President Barack Obama cut short his family Christmas break in Hawaii to return to Washington in a last-ditch attempt at reaching a compromise.
Crude oil prices were "being taken down on what appears to be the growing eventuality that the US is going to go over the fiscal cliff," said analyst John Kilduff of Again Capital.
"There was "no doubt that the tax hikes and the spending cuts that will roll automatically will be a real drag on the economy for the us," he added.
Experts warn that going over the "fiscal cliff" could take the United States back into recession. And that could hurt oil demand in the world's biggest consumer of crude.
Gold prices edged higher after Senate Majority Leader Harry Reid said that it appeared that the government would miss the deadline for avoiding the "fiscal cliff." That's boosting demand for the metal as a safe haven.

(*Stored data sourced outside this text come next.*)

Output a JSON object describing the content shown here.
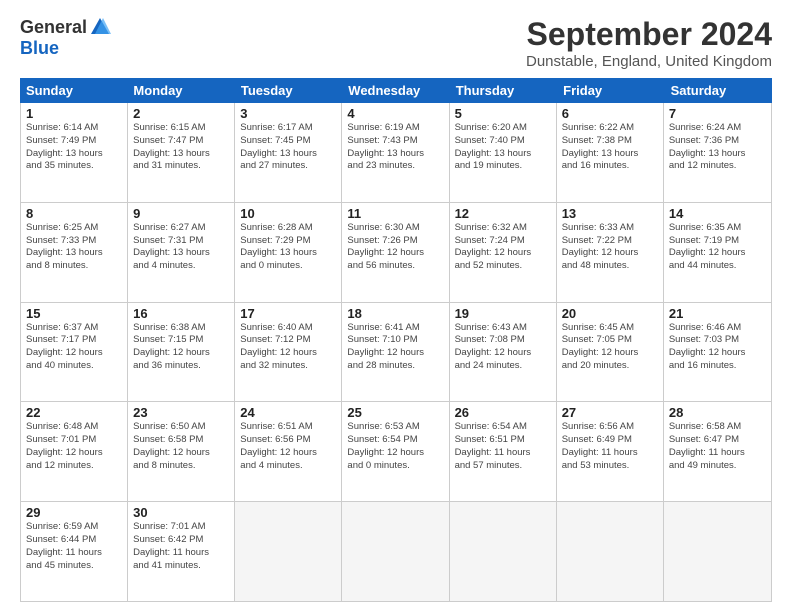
{
  "header": {
    "logo_general": "General",
    "logo_blue": "Blue",
    "title": "September 2024",
    "location": "Dunstable, England, United Kingdom"
  },
  "calendar": {
    "days_of_week": [
      "Sunday",
      "Monday",
      "Tuesday",
      "Wednesday",
      "Thursday",
      "Friday",
      "Saturday"
    ],
    "weeks": [
      [
        {
          "day": "",
          "empty": true
        },
        {
          "day": "",
          "empty": true
        },
        {
          "day": "",
          "empty": true
        },
        {
          "day": "",
          "empty": true
        },
        {
          "day": "",
          "empty": true
        },
        {
          "day": "",
          "empty": true
        },
        {
          "day": "",
          "empty": true
        }
      ],
      [
        {
          "day": "1",
          "info": "Sunrise: 6:14 AM\nSunset: 7:49 PM\nDaylight: 13 hours\nand 35 minutes."
        },
        {
          "day": "2",
          "info": "Sunrise: 6:15 AM\nSunset: 7:47 PM\nDaylight: 13 hours\nand 31 minutes."
        },
        {
          "day": "3",
          "info": "Sunrise: 6:17 AM\nSunset: 7:45 PM\nDaylight: 13 hours\nand 27 minutes."
        },
        {
          "day": "4",
          "info": "Sunrise: 6:19 AM\nSunset: 7:43 PM\nDaylight: 13 hours\nand 23 minutes."
        },
        {
          "day": "5",
          "info": "Sunrise: 6:20 AM\nSunset: 7:40 PM\nDaylight: 13 hours\nand 19 minutes."
        },
        {
          "day": "6",
          "info": "Sunrise: 6:22 AM\nSunset: 7:38 PM\nDaylight: 13 hours\nand 16 minutes."
        },
        {
          "day": "7",
          "info": "Sunrise: 6:24 AM\nSunset: 7:36 PM\nDaylight: 13 hours\nand 12 minutes."
        }
      ],
      [
        {
          "day": "8",
          "info": "Sunrise: 6:25 AM\nSunset: 7:33 PM\nDaylight: 13 hours\nand 8 minutes."
        },
        {
          "day": "9",
          "info": "Sunrise: 6:27 AM\nSunset: 7:31 PM\nDaylight: 13 hours\nand 4 minutes."
        },
        {
          "day": "10",
          "info": "Sunrise: 6:28 AM\nSunset: 7:29 PM\nDaylight: 13 hours\nand 0 minutes."
        },
        {
          "day": "11",
          "info": "Sunrise: 6:30 AM\nSunset: 7:26 PM\nDaylight: 12 hours\nand 56 minutes."
        },
        {
          "day": "12",
          "info": "Sunrise: 6:32 AM\nSunset: 7:24 PM\nDaylight: 12 hours\nand 52 minutes."
        },
        {
          "day": "13",
          "info": "Sunrise: 6:33 AM\nSunset: 7:22 PM\nDaylight: 12 hours\nand 48 minutes."
        },
        {
          "day": "14",
          "info": "Sunrise: 6:35 AM\nSunset: 7:19 PM\nDaylight: 12 hours\nand 44 minutes."
        }
      ],
      [
        {
          "day": "15",
          "info": "Sunrise: 6:37 AM\nSunset: 7:17 PM\nDaylight: 12 hours\nand 40 minutes."
        },
        {
          "day": "16",
          "info": "Sunrise: 6:38 AM\nSunset: 7:15 PM\nDaylight: 12 hours\nand 36 minutes."
        },
        {
          "day": "17",
          "info": "Sunrise: 6:40 AM\nSunset: 7:12 PM\nDaylight: 12 hours\nand 32 minutes."
        },
        {
          "day": "18",
          "info": "Sunrise: 6:41 AM\nSunset: 7:10 PM\nDaylight: 12 hours\nand 28 minutes."
        },
        {
          "day": "19",
          "info": "Sunrise: 6:43 AM\nSunset: 7:08 PM\nDaylight: 12 hours\nand 24 minutes."
        },
        {
          "day": "20",
          "info": "Sunrise: 6:45 AM\nSunset: 7:05 PM\nDaylight: 12 hours\nand 20 minutes."
        },
        {
          "day": "21",
          "info": "Sunrise: 6:46 AM\nSunset: 7:03 PM\nDaylight: 12 hours\nand 16 minutes."
        }
      ],
      [
        {
          "day": "22",
          "info": "Sunrise: 6:48 AM\nSunset: 7:01 PM\nDaylight: 12 hours\nand 12 minutes."
        },
        {
          "day": "23",
          "info": "Sunrise: 6:50 AM\nSunset: 6:58 PM\nDaylight: 12 hours\nand 8 minutes."
        },
        {
          "day": "24",
          "info": "Sunrise: 6:51 AM\nSunset: 6:56 PM\nDaylight: 12 hours\nand 4 minutes."
        },
        {
          "day": "25",
          "info": "Sunrise: 6:53 AM\nSunset: 6:54 PM\nDaylight: 12 hours\nand 0 minutes."
        },
        {
          "day": "26",
          "info": "Sunrise: 6:54 AM\nSunset: 6:51 PM\nDaylight: 11 hours\nand 57 minutes."
        },
        {
          "day": "27",
          "info": "Sunrise: 6:56 AM\nSunset: 6:49 PM\nDaylight: 11 hours\nand 53 minutes."
        },
        {
          "day": "28",
          "info": "Sunrise: 6:58 AM\nSunset: 6:47 PM\nDaylight: 11 hours\nand 49 minutes."
        }
      ],
      [
        {
          "day": "29",
          "info": "Sunrise: 6:59 AM\nSunset: 6:44 PM\nDaylight: 11 hours\nand 45 minutes."
        },
        {
          "day": "30",
          "info": "Sunrise: 7:01 AM\nSunset: 6:42 PM\nDaylight: 11 hours\nand 41 minutes."
        },
        {
          "day": "",
          "empty": true
        },
        {
          "day": "",
          "empty": true
        },
        {
          "day": "",
          "empty": true
        },
        {
          "day": "",
          "empty": true
        },
        {
          "day": "",
          "empty": true
        }
      ]
    ]
  }
}
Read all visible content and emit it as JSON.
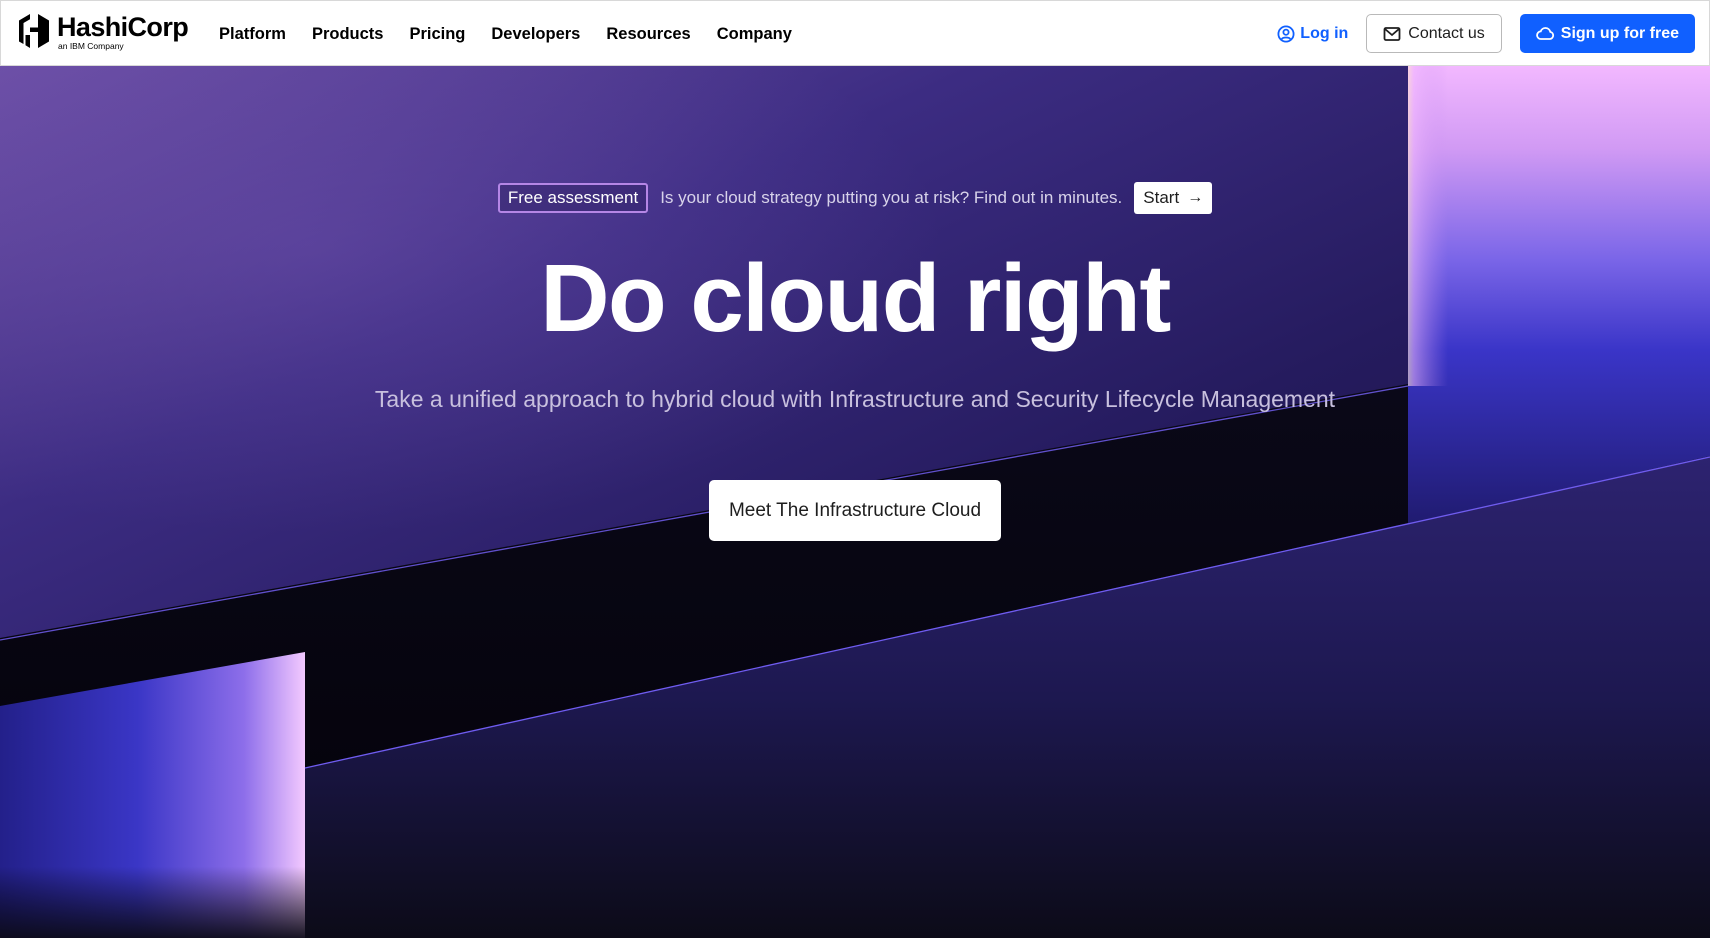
{
  "header": {
    "logo": {
      "wordmark": "HashiCorp",
      "tagline": "an IBM Company"
    },
    "nav": [
      "Platform",
      "Products",
      "Pricing",
      "Developers",
      "Resources",
      "Company"
    ],
    "login_label": "Log in",
    "contact_label": "Contact us",
    "signup_label": "Sign up for free"
  },
  "hero": {
    "banner": {
      "badge": "Free assessment",
      "text": "Is your cloud strategy putting you at risk? Find out in minutes.",
      "start_label": "Start",
      "arrow": "→"
    },
    "headline": "Do cloud right",
    "subheadline": "Take a unified approach to hybrid cloud with Infrastructure and Security Lifecycle Management",
    "cta_label": "Meet The Infrastructure Cloud"
  },
  "colors": {
    "brand_blue": "#1060ff",
    "badge_border": "#b586e6",
    "hero_purple": "#3b2b86"
  }
}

Gold for February delivery rose $3 to $1,663.70 an ounce, a gain of 0.2 per cent. Gold started the day lower before Reid's comments. Demand for gold was also bolstered by a report showing consumer confidence fell to its lowest level since August.
Silver, copper and palladium also advanced in other metals trading.
Silver for March delivery rose 20.60 cents to $30.24 an ounce, a gain of 0.7 per cent. March copper gained 0.35 cents, or 0.1 per cent, to $3.6010 a pound.